The effect of vertical migration strategy on retention and dispersion in the Irish Sea during spring–summer

Abstract

AbstractA biophysical model of the Irish Sea was produced to predict net horizontal movement of key taxa including small copepods (Acartia, Pseudocalanus), large copepod species (Calanus finmarchicus and C. helgolandicus), the euphausiid Meganyctiphanes norvegica, and the larval stages of commercially important fish and Nephrops. The model coupled biological information on the vertical distribution and diel vertical migration (DVM) of these taxa with temporally resolved flow fields generated by a baroclinic hydrodynamic model. The DVM of Calanus spp. and Meganyctiphanes was parameterized empirically from data provided by a biophysical campaign carried out in the nearby Clyde Sea. Small copepods and larvae remained within the layers above the thermocline. Model organisms, programmed with particular behavioural patterns, were spaced at regular intervals (1/20° longitude × 1/30° latitude) in the model grid, which extended from 53 to 54.5°N and 4.5 to 6.4°W. The model was run over the months of April, May and June.
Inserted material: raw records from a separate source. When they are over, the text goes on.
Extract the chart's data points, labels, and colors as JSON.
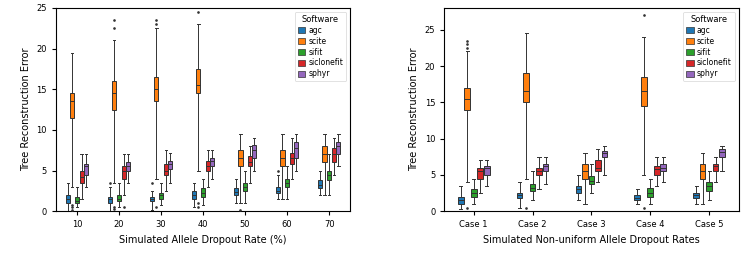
{
  "software": [
    "agc",
    "scite",
    "sifit",
    "siclonefit",
    "sphyr"
  ],
  "colors": {
    "agc": "#1f77b4",
    "scite": "#ff7f0e",
    "sifit": "#2ca02c",
    "siclonefit": "#d62728",
    "sphyr": "#9467bd"
  },
  "plot1": {
    "xlabel": "Simulated Allele Dropout Rate (%)",
    "ylabel": "Tree Reconstruction Error",
    "xtick_labels": [
      "10",
      "20",
      "30",
      "40",
      "50",
      "60",
      "70"
    ],
    "ylim": [
      0,
      25
    ],
    "data": {
      "agc": {
        "10": {
          "whislo": 0.0,
          "q1": 1.0,
          "med": 1.5,
          "q3": 2.0,
          "whishi": 3.5,
          "fliers_high": [],
          "fliers_low": []
        },
        "20": {
          "whislo": 0.0,
          "q1": 1.0,
          "med": 1.5,
          "q3": 1.8,
          "whishi": 3.0,
          "fliers_high": [
            3.5
          ],
          "fliers_low": []
        },
        "30": {
          "whislo": 0.2,
          "q1": 1.2,
          "med": 1.5,
          "q3": 1.8,
          "whishi": 2.5,
          "fliers_high": [
            3.5
          ],
          "fliers_low": []
        },
        "40": {
          "whislo": 0.5,
          "q1": 1.5,
          "med": 2.0,
          "q3": 2.5,
          "whishi": 3.5,
          "fliers_high": [],
          "fliers_low": []
        },
        "50": {
          "whislo": 1.0,
          "q1": 2.0,
          "med": 2.3,
          "q3": 2.8,
          "whishi": 4.0,
          "fliers_high": [],
          "fliers_low": []
        },
        "60": {
          "whislo": 1.5,
          "q1": 2.2,
          "med": 2.5,
          "q3": 3.0,
          "whishi": 4.5,
          "fliers_high": [
            5.0
          ],
          "fliers_low": []
        },
        "70": {
          "whislo": 2.0,
          "q1": 2.8,
          "med": 3.2,
          "q3": 3.8,
          "whishi": 5.0,
          "fliers_high": [],
          "fliers_low": []
        }
      },
      "scite": {
        "10": {
          "whislo": 3.0,
          "q1": 11.5,
          "med": 13.5,
          "q3": 14.5,
          "whishi": 19.5,
          "fliers_high": [],
          "fliers_low": [
            0.2,
            0.5,
            0.8
          ]
        },
        "20": {
          "whislo": 3.5,
          "q1": 12.5,
          "med": 14.5,
          "q3": 16.0,
          "whishi": 21.0,
          "fliers_high": [
            22.5,
            23.5
          ],
          "fliers_low": [
            0.3,
            0.5
          ]
        },
        "30": {
          "whislo": 4.0,
          "q1": 13.5,
          "med": 15.0,
          "q3": 16.5,
          "whishi": 22.5,
          "fliers_high": [
            23.0,
            23.5
          ],
          "fliers_low": [
            0.5
          ]
        },
        "40": {
          "whislo": 5.0,
          "q1": 14.5,
          "med": 15.5,
          "q3": 17.5,
          "whishi": 23.0,
          "fliers_high": [
            24.5
          ],
          "fliers_low": [
            0.5,
            1.0
          ]
        },
        "50": {
          "whislo": 1.0,
          "q1": 5.5,
          "med": 6.5,
          "q3": 7.5,
          "whishi": 9.5,
          "fliers_high": [],
          "fliers_low": [
            0.2
          ]
        },
        "60": {
          "whislo": 1.5,
          "q1": 5.5,
          "med": 6.5,
          "q3": 7.5,
          "whishi": 9.5,
          "fliers_high": [],
          "fliers_low": []
        },
        "70": {
          "whislo": 2.0,
          "q1": 6.0,
          "med": 7.0,
          "q3": 8.0,
          "whishi": 9.5,
          "fliers_high": [],
          "fliers_low": []
        }
      },
      "sifit": {
        "10": {
          "whislo": 0.5,
          "q1": 1.0,
          "med": 1.2,
          "q3": 1.8,
          "whishi": 3.0,
          "fliers_high": [],
          "fliers_low": []
        },
        "20": {
          "whislo": 0.5,
          "q1": 1.2,
          "med": 1.5,
          "q3": 2.0,
          "whishi": 3.5,
          "fliers_high": [],
          "fliers_low": []
        },
        "30": {
          "whislo": 0.8,
          "q1": 1.5,
          "med": 2.0,
          "q3": 2.2,
          "whishi": 3.5,
          "fliers_high": [],
          "fliers_low": []
        },
        "40": {
          "whislo": 0.8,
          "q1": 1.8,
          "med": 2.2,
          "q3": 2.8,
          "whishi": 4.0,
          "fliers_high": [],
          "fliers_low": []
        },
        "50": {
          "whislo": 1.0,
          "q1": 2.5,
          "med": 3.0,
          "q3": 3.5,
          "whishi": 5.0,
          "fliers_high": [],
          "fliers_low": []
        },
        "60": {
          "whislo": 1.5,
          "q1": 3.0,
          "med": 3.5,
          "q3": 4.0,
          "whishi": 5.5,
          "fliers_high": [],
          "fliers_low": []
        },
        "70": {
          "whislo": 2.0,
          "q1": 3.8,
          "med": 4.5,
          "q3": 5.0,
          "whishi": 7.0,
          "fliers_high": [],
          "fliers_low": []
        }
      },
      "siclonefit": {
        "10": {
          "whislo": 1.5,
          "q1": 3.5,
          "med": 4.2,
          "q3": 5.0,
          "whishi": 7.0,
          "fliers_high": [],
          "fliers_low": []
        },
        "20": {
          "whislo": 2.0,
          "q1": 4.0,
          "med": 5.0,
          "q3": 5.5,
          "whishi": 7.0,
          "fliers_high": [],
          "fliers_low": [
            0.5
          ]
        },
        "30": {
          "whislo": 2.5,
          "q1": 4.5,
          "med": 5.0,
          "q3": 5.8,
          "whishi": 7.5,
          "fliers_high": [],
          "fliers_low": []
        },
        "40": {
          "whislo": 3.0,
          "q1": 5.0,
          "med": 5.5,
          "q3": 6.2,
          "whishi": 7.5,
          "fliers_high": [],
          "fliers_low": []
        },
        "50": {
          "whislo": 3.5,
          "q1": 5.5,
          "med": 6.0,
          "q3": 6.8,
          "whishi": 8.0,
          "fliers_high": [],
          "fliers_low": []
        },
        "60": {
          "whislo": 4.0,
          "q1": 5.8,
          "med": 6.5,
          "q3": 7.2,
          "whishi": 9.0,
          "fliers_high": [],
          "fliers_low": []
        },
        "70": {
          "whislo": 4.5,
          "q1": 6.0,
          "med": 7.0,
          "q3": 7.8,
          "whishi": 9.0,
          "fliers_high": [],
          "fliers_low": []
        }
      },
      "sphyr": {
        "10": {
          "whislo": 3.0,
          "q1": 4.5,
          "med": 5.5,
          "q3": 5.8,
          "whishi": 7.0,
          "fliers_high": [],
          "fliers_low": []
        },
        "20": {
          "whislo": 3.5,
          "q1": 5.0,
          "med": 5.5,
          "q3": 6.0,
          "whishi": 7.0,
          "fliers_high": [],
          "fliers_low": []
        },
        "30": {
          "whislo": 3.5,
          "q1": 5.2,
          "med": 5.8,
          "q3": 6.2,
          "whishi": 7.2,
          "fliers_high": [],
          "fliers_low": []
        },
        "40": {
          "whislo": 4.0,
          "q1": 5.5,
          "med": 6.2,
          "q3": 6.5,
          "whishi": 7.5,
          "fliers_high": [],
          "fliers_low": []
        },
        "50": {
          "whislo": 5.0,
          "q1": 6.5,
          "med": 7.5,
          "q3": 8.2,
          "whishi": 9.0,
          "fliers_high": [],
          "fliers_low": []
        },
        "60": {
          "whislo": 5.0,
          "q1": 6.5,
          "med": 7.8,
          "q3": 8.5,
          "whishi": 9.5,
          "fliers_high": [],
          "fliers_low": []
        },
        "70": {
          "whislo": 5.5,
          "q1": 7.0,
          "med": 8.0,
          "q3": 8.5,
          "whishi": 9.5,
          "fliers_high": [],
          "fliers_low": []
        }
      }
    }
  },
  "plot2": {
    "xlabel": "Simulated Non-uniform Allele Dropout Rates",
    "ylabel": "Tree Reconstruction Error",
    "xtick_labels": [
      "Case 1",
      "Case 2",
      "Case 3",
      "Case 4",
      "Case 5"
    ],
    "ylim": [
      0,
      28
    ],
    "data": {
      "agc": {
        "Case 1": {
          "whislo": 0.3,
          "q1": 1.0,
          "med": 1.5,
          "q3": 2.0,
          "whishi": 3.5,
          "fliers_high": [],
          "fliers_low": []
        },
        "Case 2": {
          "whislo": 0.5,
          "q1": 1.8,
          "med": 2.2,
          "q3": 2.5,
          "whishi": 4.0,
          "fliers_high": [],
          "fliers_low": []
        },
        "Case 3": {
          "whislo": 1.5,
          "q1": 2.5,
          "med": 3.0,
          "q3": 3.5,
          "whishi": 5.0,
          "fliers_high": [],
          "fliers_low": []
        },
        "Case 4": {
          "whislo": 1.0,
          "q1": 1.5,
          "med": 1.8,
          "q3": 2.2,
          "whishi": 3.0,
          "fliers_high": [],
          "fliers_low": []
        },
        "Case 5": {
          "whislo": 1.0,
          "q1": 1.8,
          "med": 2.2,
          "q3": 2.5,
          "whishi": 3.5,
          "fliers_high": [],
          "fliers_low": []
        }
      },
      "scite": {
        "Case 1": {
          "whislo": 4.0,
          "q1": 14.0,
          "med": 15.5,
          "q3": 17.0,
          "whishi": 22.0,
          "fliers_high": [
            22.5,
            23.0,
            23.5
          ],
          "fliers_low": [
            0.5
          ]
        },
        "Case 2": {
          "whislo": 4.5,
          "q1": 15.0,
          "med": 16.5,
          "q3": 19.0,
          "whishi": 24.5,
          "fliers_high": [],
          "fliers_low": [
            0.5
          ]
        },
        "Case 3": {
          "whislo": 1.0,
          "q1": 4.5,
          "med": 5.5,
          "q3": 6.5,
          "whishi": 8.0,
          "fliers_high": [],
          "fliers_low": []
        },
        "Case 4": {
          "whislo": 5.0,
          "q1": 14.5,
          "med": 16.5,
          "q3": 18.5,
          "whishi": 24.0,
          "fliers_high": [
            27.0
          ],
          "fliers_low": [
            0.5
          ]
        },
        "Case 5": {
          "whislo": 1.0,
          "q1": 4.5,
          "med": 5.5,
          "q3": 6.5,
          "whishi": 8.0,
          "fliers_high": [],
          "fliers_low": []
        }
      },
      "sifit": {
        "Case 1": {
          "whislo": 1.0,
          "q1": 2.0,
          "med": 2.5,
          "q3": 3.0,
          "whishi": 4.5,
          "fliers_high": [],
          "fliers_low": []
        },
        "Case 2": {
          "whislo": 1.5,
          "q1": 2.8,
          "med": 3.2,
          "q3": 3.8,
          "whishi": 5.5,
          "fliers_high": [],
          "fliers_low": []
        },
        "Case 3": {
          "whislo": 2.5,
          "q1": 3.8,
          "med": 4.2,
          "q3": 4.8,
          "whishi": 6.5,
          "fliers_high": [],
          "fliers_low": []
        },
        "Case 4": {
          "whislo": 1.0,
          "q1": 2.0,
          "med": 2.5,
          "q3": 3.2,
          "whishi": 4.5,
          "fliers_high": [],
          "fliers_low": []
        },
        "Case 5": {
          "whislo": 1.5,
          "q1": 2.8,
          "med": 3.5,
          "q3": 4.0,
          "whishi": 5.5,
          "fliers_high": [],
          "fliers_low": []
        }
      },
      "siclonefit": {
        "Case 1": {
          "whislo": 2.5,
          "q1": 4.5,
          "med": 5.5,
          "q3": 6.0,
          "whishi": 7.0,
          "fliers_high": [],
          "fliers_low": []
        },
        "Case 2": {
          "whislo": 3.0,
          "q1": 5.0,
          "med": 5.5,
          "q3": 6.0,
          "whishi": 7.5,
          "fliers_high": [],
          "fliers_low": []
        },
        "Case 3": {
          "whislo": 4.0,
          "q1": 5.5,
          "med": 6.0,
          "q3": 7.0,
          "whishi": 8.5,
          "fliers_high": [],
          "fliers_low": []
        },
        "Case 4": {
          "whislo": 3.5,
          "q1": 5.0,
          "med": 5.8,
          "q3": 6.2,
          "whishi": 7.5,
          "fliers_high": [],
          "fliers_low": []
        },
        "Case 5": {
          "whislo": 4.0,
          "q1": 5.5,
          "med": 6.2,
          "q3": 6.5,
          "whishi": 7.5,
          "fliers_high": [],
          "fliers_low": []
        }
      },
      "sphyr": {
        "Case 1": {
          "whislo": 3.5,
          "q1": 5.0,
          "med": 6.0,
          "q3": 6.2,
          "whishi": 7.0,
          "fliers_high": [],
          "fliers_low": []
        },
        "Case 2": {
          "whislo": 3.8,
          "q1": 5.5,
          "med": 6.2,
          "q3": 6.5,
          "whishi": 7.5,
          "fliers_high": [],
          "fliers_low": []
        },
        "Case 3": {
          "whislo": 5.0,
          "q1": 7.5,
          "med": 8.0,
          "q3": 8.3,
          "whishi": 9.0,
          "fliers_high": [],
          "fliers_low": []
        },
        "Case 4": {
          "whislo": 4.0,
          "q1": 5.5,
          "med": 6.0,
          "q3": 6.5,
          "whishi": 7.5,
          "fliers_high": [],
          "fliers_low": []
        },
        "Case 5": {
          "whislo": 5.5,
          "q1": 7.5,
          "med": 8.2,
          "q3": 8.5,
          "whishi": 9.0,
          "fliers_high": [],
          "fliers_low": []
        }
      }
    }
  },
  "legend_title": "Software",
  "box_width": 0.11,
  "linewidth": 0.7,
  "flier_size": 1.8
}
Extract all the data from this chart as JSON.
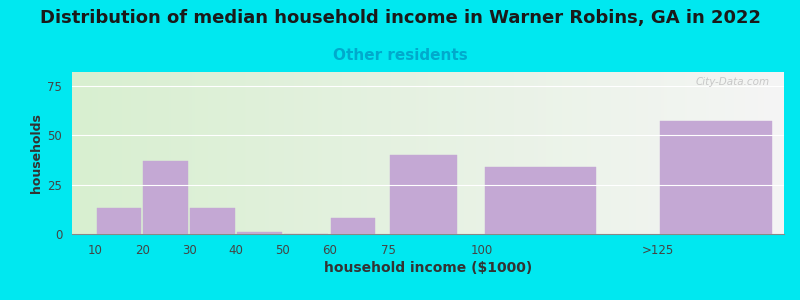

Model simulations showed that the movement of model organisms followed one of four characteristic patterns: containment along the coast, advection to the north or south, stagnation in the centre of the gyre or circulation around the periphery of the gyre. The latter pattern was apparent even in April, when gyral circulation was not expected because of a lack of stratification in the water column. Thirty‐day model runs in April, May and June showed that the number of organisms retained within the model grid varied between 23 and 49%. Those seeded close to the Irish coast had the highest probability of being retained within the model grid at the end of 90 days. DVM increased the probability of retention through improving the chances of organisms becoming entrained within the gyre circulation. This was especially true for Calanus spp., with those performing midnight sinking being the most likely to be retained out of any model organism. Meganyctiphanes showed comparatively lower levels of retention in deep regions, which suggests that they may have to swim against currents during certain phases of their DVM to avoid displacement. Overall, model results supported a number of hypotheses on the origin and fate of various taxa in the Irish Sea, as well as revealing some less expected distribution patterns.